Though all the gewgaws were shoddy stuff, a peasant-bride with a high crown and a broad flower wreath on her head, with strand on strand of multi-colored beads hanging down from her neck, with flowered satin sash round her waist, with a band of gay ribbon bordering her skirt, with bangled wrists and buckled shoes, must have been the most dazzling sight one could behold.
And it was also the most becoming array for a tall, bright-eyed, rosy-cheeked peasant lass, whose figure had been developed by hard toil and whose skin was tanned by sun and wind. Thus arrayed, she carried herself with dignity and pride, as if for a space she were exalted above her kind. To the bridegroom on the wedding day she looked a queen, a veritable goddess of riches. She was the most gorgeous flower in all the meadow, and to his eyes she glittered like a jewelled casket.
When Mamselle Lovisa dressed brides the old frippery was no longer in use. Now it had to be a natty little crown of myrtle, a thin wreath, also of myrtle, and a long white veil. Sometimes she would put a band of red satin ribbon round the waist of a plain black dress, and lend her brides her own gold brooch, gold bracelets, and watch and chain, to relieve at least a little the severity of the attire.
She must indeed have sighed for the olden times, and felt that something was lost by being so sparing with colours and ornaments, by concealing the rugged, and sometimes rather coarse, features of the peasant brides behind a sheer, white veil. That mode suited better the pale delicate city maiden, who wished to appear before the bridegroom as something ethereal and dreamlike. She conceded that this, too, was a pretty fashion; but certainly the peasant brides would have looked much better in the old, characteristic array.
Besides, it was difficult to procure fresh myrtle for the wreath and crown. Mamselle Lovisa tried to raise a little myrtle herself, but somehow it never seemed to grow for her, and the brides rarely had any to help out with.
Once Mamselle Lovisa got into trouble. A middle-aged woman, one Kaisa Nilsdotter, came and asked her if she would not dress her as bride. The woman was of the poorer peasant class, while the prospective husband was a schoolmaster. She felt that since she was making such an advantageous marriage no less a person than Mamselle Lagerlöf should deck her. And Mamselle Lovisa was quite willing. All she asked was that the bride should help her find the myrtle.
“I am nearly out of myrtle,” she said, “and do not know where to procure any.”
The woman agreed to furnish the myrtle for both crown and wreath.
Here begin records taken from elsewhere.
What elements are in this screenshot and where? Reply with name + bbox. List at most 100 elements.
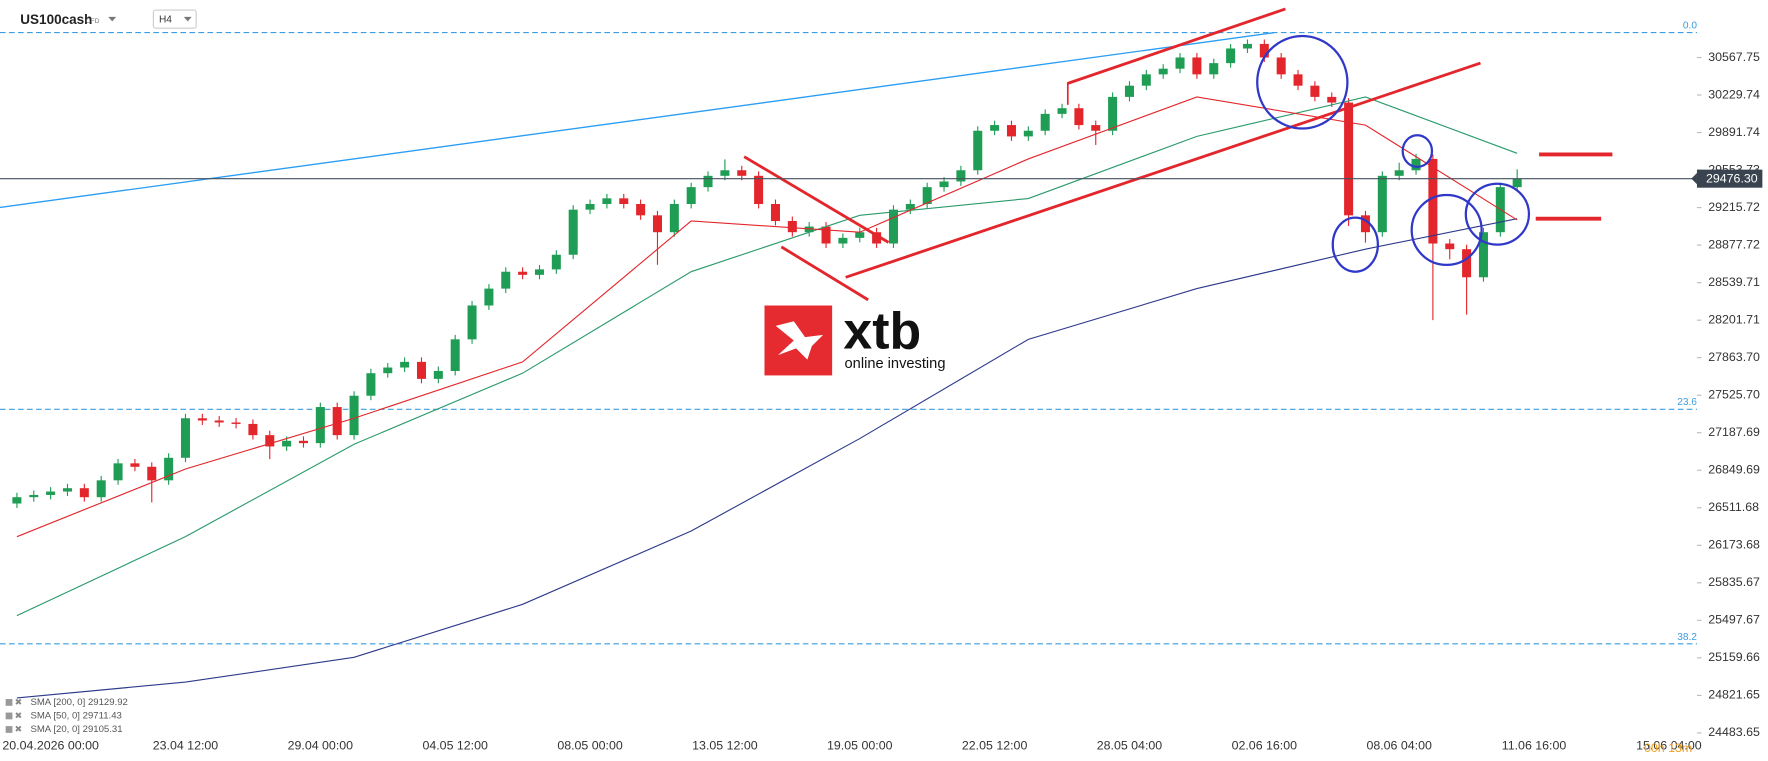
candle-body <box>787 220 797 233</box>
candle-body <box>1310 85 1320 97</box>
y-tick-label: 24483.65 <box>1708 725 1760 739</box>
candle-body <box>1192 57 1202 75</box>
circle <box>1331 216 1379 273</box>
candle-body <box>1512 178 1522 188</box>
candle-body <box>1209 63 1219 75</box>
x-tick-label: 08.06 04:00 <box>1366 739 1432 753</box>
logo-x <box>775 321 824 360</box>
candle-body <box>1360 215 1370 233</box>
candle-body <box>366 373 376 396</box>
x-tick-label: 04.05 12:00 <box>422 739 488 753</box>
instrument-type: CFD <box>86 18 100 25</box>
sma-line <box>16 96 1518 617</box>
candle-body <box>1091 125 1101 131</box>
candle-body <box>1259 43 1269 58</box>
legend-icon <box>5 726 13 733</box>
candle-body <box>315 407 325 444</box>
candle-body <box>349 395 359 436</box>
x-tick-label: 02.06 16:00 <box>1232 739 1298 753</box>
candle-body <box>990 125 1000 131</box>
candle-body <box>1141 74 1151 86</box>
y-tick-label: 25159.66 <box>1708 650 1760 664</box>
candle-body <box>1276 57 1286 75</box>
candle-body <box>888 209 898 244</box>
candle-body <box>265 435 275 447</box>
trend-line <box>743 155 890 244</box>
candle-body <box>164 457 174 481</box>
candle-body <box>720 170 730 176</box>
trend-line <box>845 61 1481 279</box>
candle-body <box>416 361 426 379</box>
logo-tagline: online investing <box>845 356 946 372</box>
last-price-box <box>1696 169 1763 188</box>
candle-body <box>113 463 123 481</box>
candle-body <box>1074 108 1084 126</box>
y-tick-label: 25497.67 <box>1708 613 1760 627</box>
candle-body <box>770 204 780 221</box>
dropdown-arrow[interactable] <box>183 16 192 22</box>
candle-body <box>905 204 915 210</box>
candle-body <box>1293 74 1303 86</box>
candle-body <box>298 440 308 444</box>
plot <box>12 39 1522 699</box>
trend-line <box>780 245 869 302</box>
circle <box>1410 193 1483 267</box>
dropdown-arrow[interactable] <box>108 16 117 22</box>
timeframe-box[interactable] <box>152 9 197 29</box>
x-tick-label: 28.05 04:00 <box>1097 739 1163 753</box>
legend-icon <box>5 699 13 706</box>
x-tick-label: 13.05 12:00 <box>692 739 758 753</box>
candle-body <box>12 497 22 504</box>
candle-body <box>855 232 865 238</box>
candle-body <box>180 418 190 458</box>
drawings <box>0 7 1613 302</box>
candle-body <box>568 209 578 255</box>
highlight-circles <box>1256 34 1531 273</box>
y-tick-label: 26511.68 <box>1708 500 1759 514</box>
x-tick-label: 22.05 12:00 <box>962 739 1028 753</box>
candle-body <box>585 204 595 210</box>
levels: 0.0 23.6 38.2 <box>0 21 1697 645</box>
timeframe: H4 <box>159 14 172 25</box>
candle-body <box>1428 158 1438 244</box>
candle-body <box>737 170 747 176</box>
candle-body <box>29 494 39 498</box>
y-tick-label: 27525.70 <box>1708 387 1760 401</box>
candle-body <box>332 407 342 436</box>
y-tick-label: 28539.71 <box>1708 275 1760 289</box>
candle-body <box>686 187 696 205</box>
candle-body <box>484 288 494 306</box>
candle-body <box>450 339 460 371</box>
candle-body <box>147 466 157 481</box>
x-tick-label: 15.06 04:00 <box>1636 739 1702 753</box>
x-tick-label: 23.04 12:00 <box>153 739 219 753</box>
candle-body <box>501 271 511 289</box>
legend-x: ✖ <box>15 710 23 720</box>
candle-body <box>619 198 629 205</box>
candle-body <box>467 305 477 340</box>
candle-body <box>248 423 258 436</box>
candle-body <box>1124 85 1134 97</box>
candle-body <box>400 361 410 368</box>
legend-icon <box>5 712 13 720</box>
candle-body <box>669 204 679 233</box>
candle-body <box>821 226 831 244</box>
fib-label: 0.0 <box>1683 21 1697 32</box>
red-trend-lines <box>743 7 1613 302</box>
candle-body <box>79 488 89 498</box>
candle-body <box>534 269 544 275</box>
y-tick-label: 29891.74 <box>1708 125 1760 139</box>
candle-body <box>214 420 224 423</box>
candle-body <box>872 232 882 244</box>
candle-body <box>1462 249 1472 278</box>
header: US100cash CFD H4 <box>20 9 197 29</box>
candle-body <box>1394 170 1404 176</box>
candle-body <box>518 271 528 275</box>
x-tick-label: 11.06 16:00 <box>1502 739 1567 753</box>
candle-body <box>130 463 140 467</box>
candle-body <box>1040 113 1050 131</box>
candle-body <box>1478 232 1488 278</box>
x-tick-label: 19.05 00:00 <box>827 739 893 753</box>
last-price-label: 29476.30 <box>1706 172 1758 186</box>
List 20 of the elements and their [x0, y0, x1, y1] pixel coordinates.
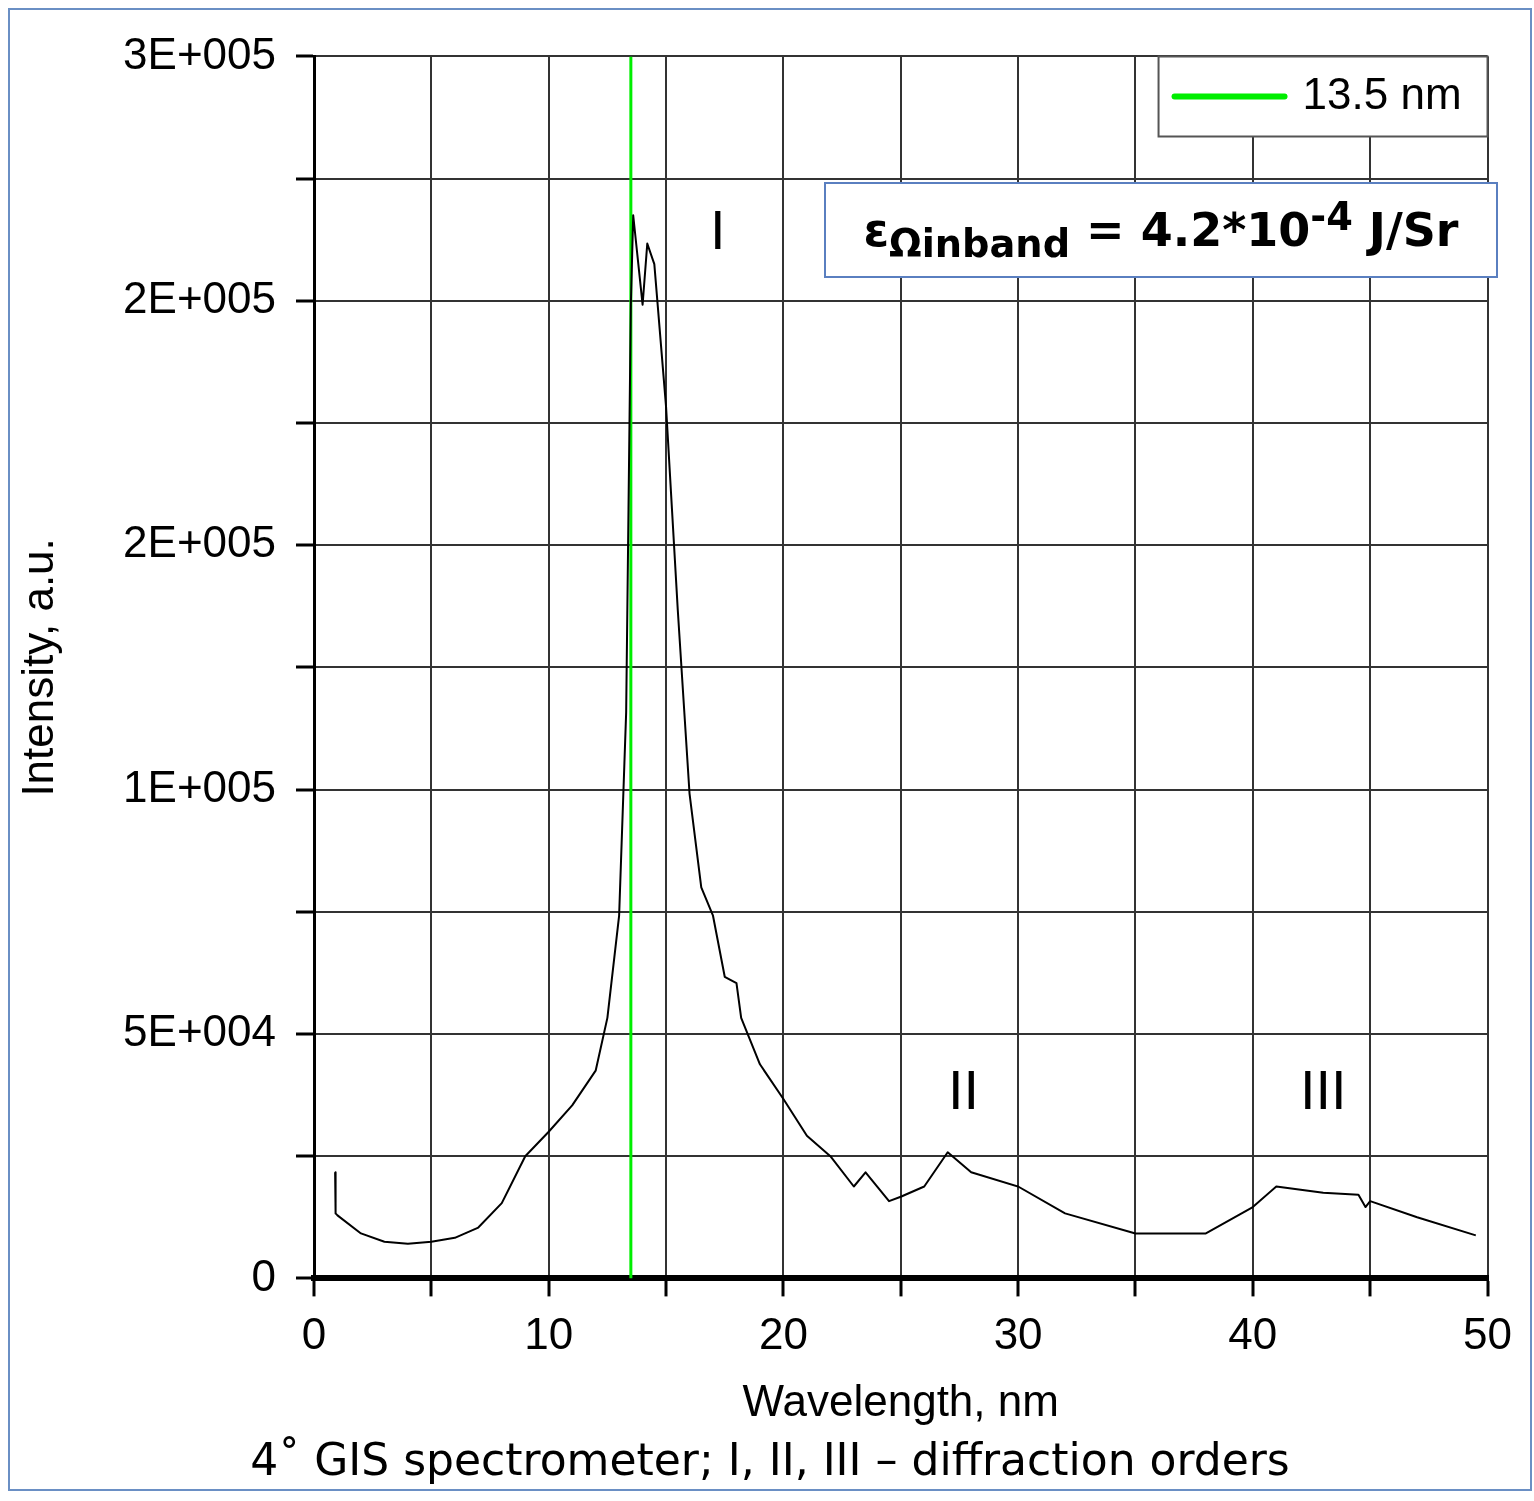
annotation: ε$_{Ωinband}$ = 4.2*10$^{-4}$ J/Sr	[863, 194, 1459, 266]
text: 4˚ GIS spectrometer; I, II, III – diffraction orders	[249, 1433, 1291, 1487]
y-tick-label: 1E+005	[123, 761, 276, 811]
x-tick-label: 0	[301, 1308, 327, 1358]
annotation: III	[1300, 1058, 1347, 1121]
annotation: II	[948, 1058, 980, 1121]
y-tick-label: 5E+004	[123, 1006, 276, 1056]
x-tick-label: 20	[758, 1308, 808, 1358]
x-tick-label: 40	[1228, 1308, 1278, 1358]
y-tick-label: 2E+005	[123, 272, 276, 322]
legend-label: 13.5 nm	[1302, 68, 1462, 118]
y-tick-label: 0	[251, 1250, 276, 1300]
x-tick-label: 30	[993, 1308, 1043, 1358]
annotation: I	[710, 198, 726, 261]
x-axis-title: Wavelength, nm	[742, 1375, 1059, 1425]
x-tick-label: 10	[524, 1308, 574, 1358]
y-axis-title: Intensity, a.u.	[12, 538, 62, 797]
x-tick-label: 50	[1463, 1308, 1513, 1358]
y-tick-label: 3E+005	[123, 28, 276, 78]
y-tick-label: 2E+005	[123, 517, 276, 567]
The day before the wedding she sent a few twigs with leaves so blackened and damaged they could hardly be used for a bridal-crown.
Here was a dilemma! Mamselle Lovisa stripped her own myrtles of every bit of green; but this did not go very far. The maids ran over to see what they could find on the neighbouring farms, and came back with only a few poor sprigs. All the myrtle seemed to be sick that year; the leaves were black, and dropped off if one but touched them.
It would never do to bind any green but myrtle into a bridal-crown. Nice, fresh whortleberry is very like myrtle; but to wear a bridal-crown of whortleberry green would be a terrible disgrace. The bride might actually think she was not properly married.